When Prasan Kapoor, a computer engineer who earlier worked in the US returned home, he found a suitable job in less than a month online — but not from a job portal.
“I joined a community of certified professionals on Orkut and in less than a month, I got a call from a technology company,” Kapoor said.
Ajeet Chauhan, vice-president, human resources at Delhi-based fast food chain Nirula’s recruits actively through LinkedIn, a professional networking site. “There is an information overload on job portals whereas hiring through LinkedIn seems more real and reference checks more doable,” he said.
“LinkedIn has been a game changer. Senior-level people who do not want to be seen looking for jobs prefer networking sites or consultants,” said Srini Krishnamurthi, MD at Expertus.
Social networking is no longer just to hook up with friends and fellow hobbyists. Recruiters and passive job seekers lurk there. Job portals, already hit by an economic downturn, are feeling the heat, but are not worried yet.
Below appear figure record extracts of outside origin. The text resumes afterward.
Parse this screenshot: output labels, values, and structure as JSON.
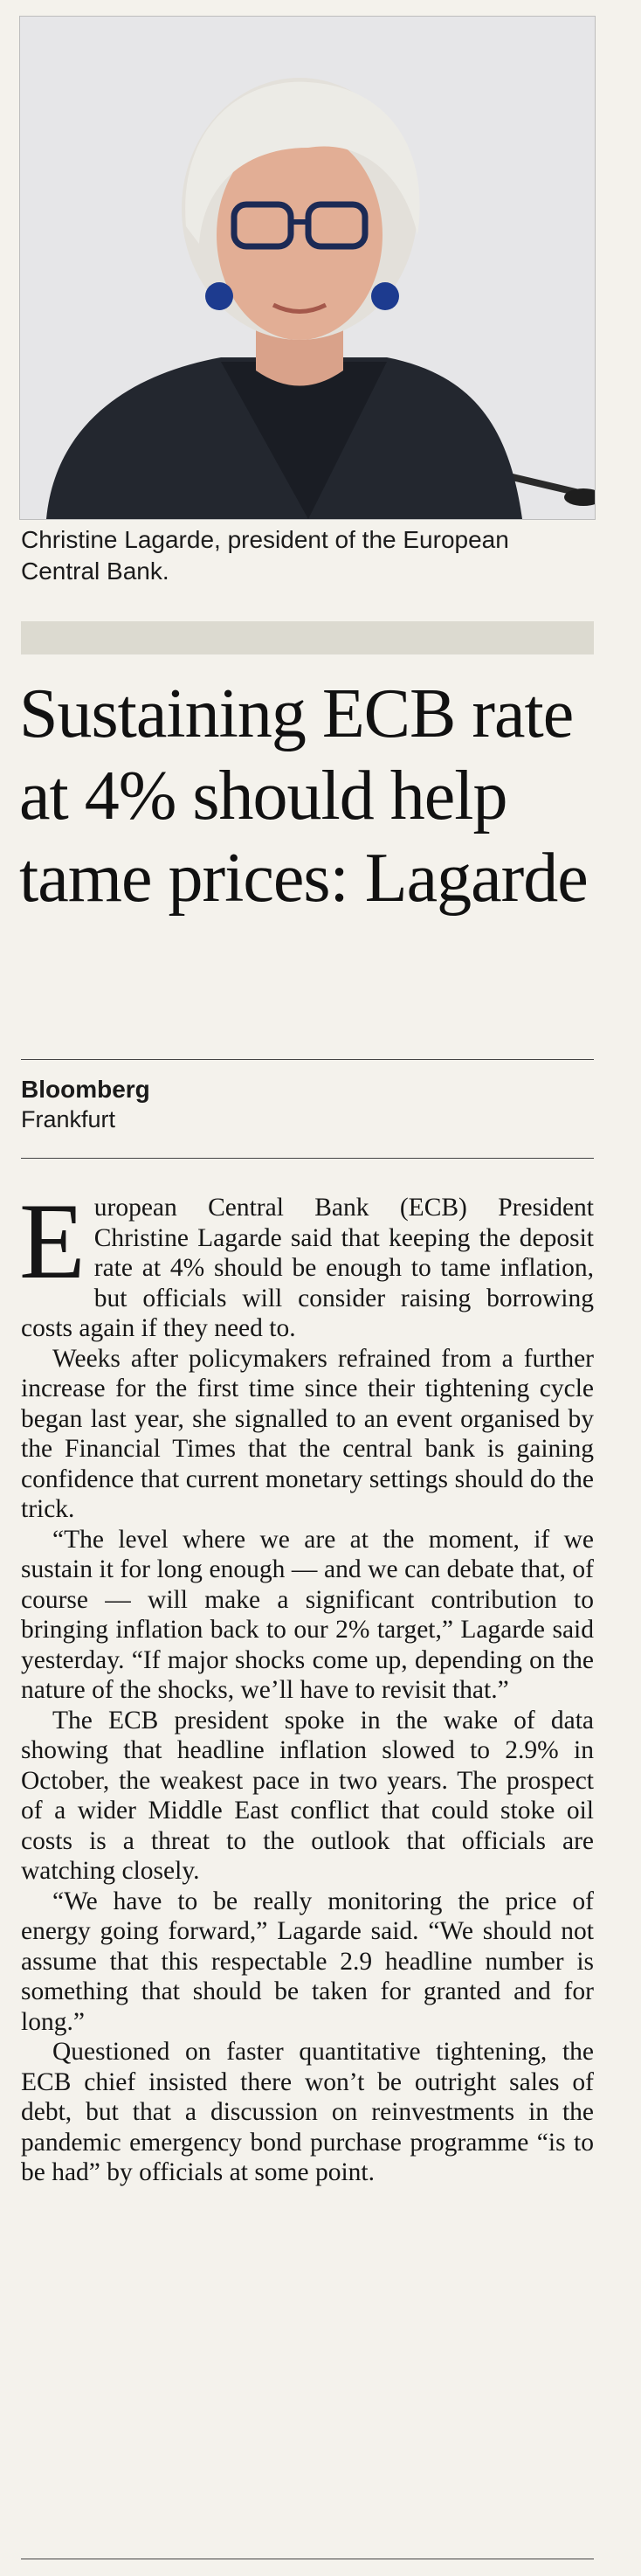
{
  "photo": {
    "caption": "Christine Lagarde, president of the European Central Bank."
  },
  "headline": "Sustaining ECB rate at 4% should help tame prices: Lagarde",
  "byline": {
    "source": "Bloomberg",
    "location": "Frankfurt"
  },
  "article": {
    "drop_cap": "E",
    "first_paragraph_rest": "uropean Central Bank (ECB) President Christine Lagarde said that keeping the deposit rate at 4% should be enough to tame inflation, but officials will consider raising borrowing costs again if they need to.",
    "paragraphs": [
      "Weeks after policymakers refrained from a further increase for the first time since their tightening cycle began last year, she signalled to an event organised by the Financial Times that the central bank is gaining confidence that current monetary settings should do the trick.",
      "“The level where we are at the moment, if we sustain it for long enough — and we can debate that, of course — will make a significant contribution to bringing inflation back to our 2% target,” Lagarde said yesterday. “If major shocks come up, depending on the nature of the shocks, we’ll have to revisit that.”",
      "The ECB president spoke in the wake of data showing that headline inflation slowed to 2.9% in October, the weakest pace in two years. The prospect of a wider Middle East conflict that could stoke oil costs is a threat to the outlook that officials are watching closely.",
      "“We have to be really monitoring the price of energy going forward,” Lagarde said. “We should not assume that this respectable 2.9 headline number is something that should be taken for granted and for long.”",
      "Questioned on faster quantitative tightening, the ECB chief insisted there won’t be outright sales of debt, but that a discussion on reinvestments in the pandemic emergency bond purchase programme “is to be had” by officials at some point."
    ]
  }
}
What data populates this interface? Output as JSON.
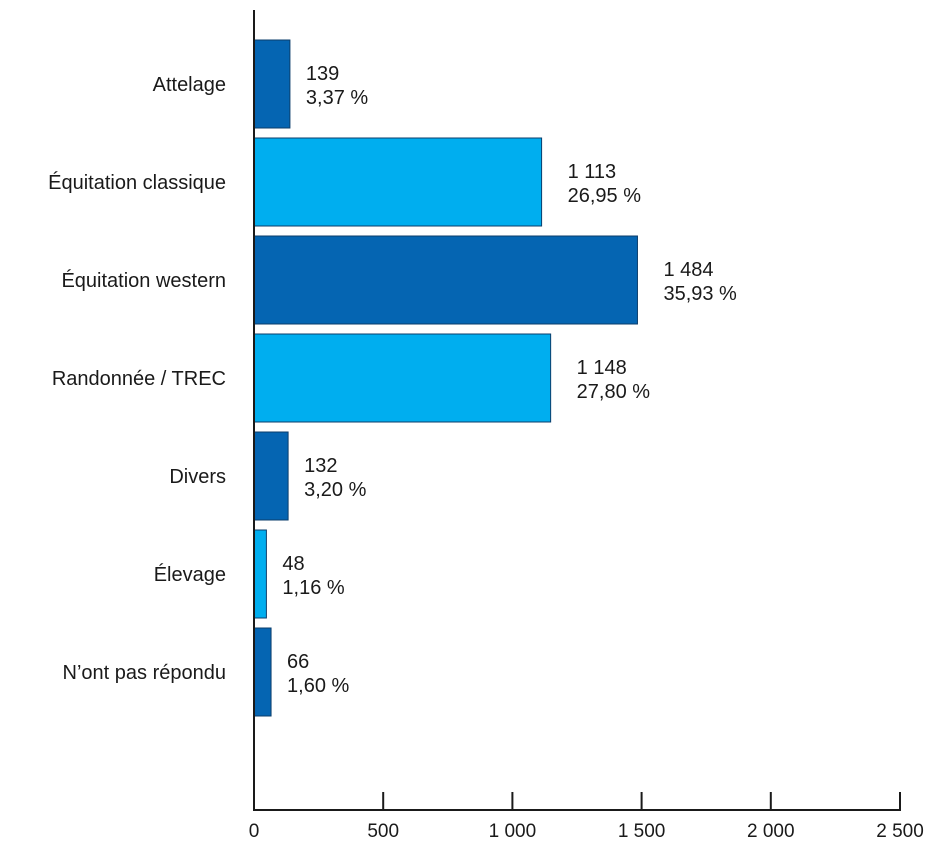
{
  "chart_data": {
    "type": "bar",
    "orientation": "horizontal",
    "categories": [
      "Attelage",
      "Équitation classique",
      "Équitation western",
      "Randonnée / TREC",
      "Divers",
      "Élevage",
      "N’ont pas répondu"
    ],
    "values": [
      139,
      1113,
      1484,
      1148,
      132,
      48,
      66
    ],
    "value_labels": [
      "139",
      "1 113",
      "1 484",
      "1 148",
      "132",
      "48",
      "66"
    ],
    "percent_labels": [
      "3,37 %",
      "26,95 %",
      "35,93 %",
      "27,80 %",
      "3,20 %",
      "1,16 %",
      "1,60 %"
    ],
    "bar_colors": [
      "#0565b2",
      "#00aeef",
      "#0565b2",
      "#00aeef",
      "#0565b2",
      "#00aeef",
      "#0565b2"
    ],
    "xlim": [
      0,
      2500
    ],
    "xticks": [
      0,
      500,
      1000,
      1500,
      2000,
      2500
    ],
    "xtick_labels": [
      "0",
      "500",
      "1 000",
      "1 500",
      "2 000",
      "2 500"
    ],
    "title": "",
    "xlabel": "",
    "ylabel": "",
    "grid": false,
    "legend": "none"
  }
}
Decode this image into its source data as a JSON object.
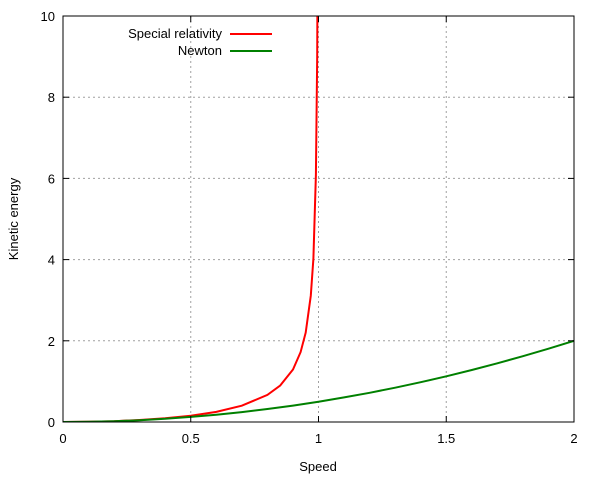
{
  "chart_data": {
    "type": "line",
    "title": "",
    "xlabel": "Speed",
    "ylabel": "Kinetic energy",
    "xlim": [
      0,
      2
    ],
    "ylim": [
      0,
      10
    ],
    "xticks": [
      "0",
      "0.5",
      "1",
      "1.5",
      "2"
    ],
    "xtick_values": [
      0,
      0.5,
      1,
      1.5,
      2
    ],
    "yticks": [
      "0",
      "2",
      "4",
      "6",
      "8",
      "10"
    ],
    "ytick_values": [
      0,
      2,
      4,
      6,
      8,
      10
    ],
    "grid": true,
    "legend_position": "top-left",
    "series": [
      {
        "name": "Special relativity",
        "color": "#ff0000",
        "x": [
          0,
          0.1,
          0.2,
          0.3,
          0.4,
          0.5,
          0.6,
          0.7,
          0.8,
          0.85,
          0.9,
          0.93,
          0.95,
          0.97,
          0.98,
          0.99,
          0.995,
          0.9975
        ],
        "y": [
          0,
          0.005,
          0.0206,
          0.0483,
          0.0911,
          0.1547,
          0.25,
          0.4003,
          0.6667,
          0.8983,
          1.2942,
          1.7206,
          2.2026,
          3.1134,
          4.0252,
          6.0888,
          9.0125,
          13.15
        ]
      },
      {
        "name": "Newton",
        "color": "#008000",
        "x": [
          0,
          0.1,
          0.2,
          0.3,
          0.4,
          0.5,
          0.6,
          0.7,
          0.8,
          0.9,
          1.0,
          1.1,
          1.2,
          1.3,
          1.4,
          1.5,
          1.6,
          1.7,
          1.8,
          1.9,
          2.0
        ],
        "y": [
          0,
          0.005,
          0.02,
          0.045,
          0.08,
          0.125,
          0.18,
          0.245,
          0.32,
          0.405,
          0.5,
          0.605,
          0.72,
          0.845,
          0.98,
          1.125,
          1.28,
          1.445,
          1.62,
          1.805,
          2.0
        ]
      }
    ]
  }
}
“Hit rate on Naukri.com for active jobs is high but networking sites could be a threat for us going forward. They are not at present,” said Hitesh Oberoi, CEO at Info Edge. Not to be outdone, Naukri launched its own professional networking site Brijj, which has 23 lakh registered users. It is also active on micro-blogging site Twitter.com, where it plans to “tweet” jobs soon.
Monster.com’s India managing director Sanjay Modi also said he saw no threat yet from social media.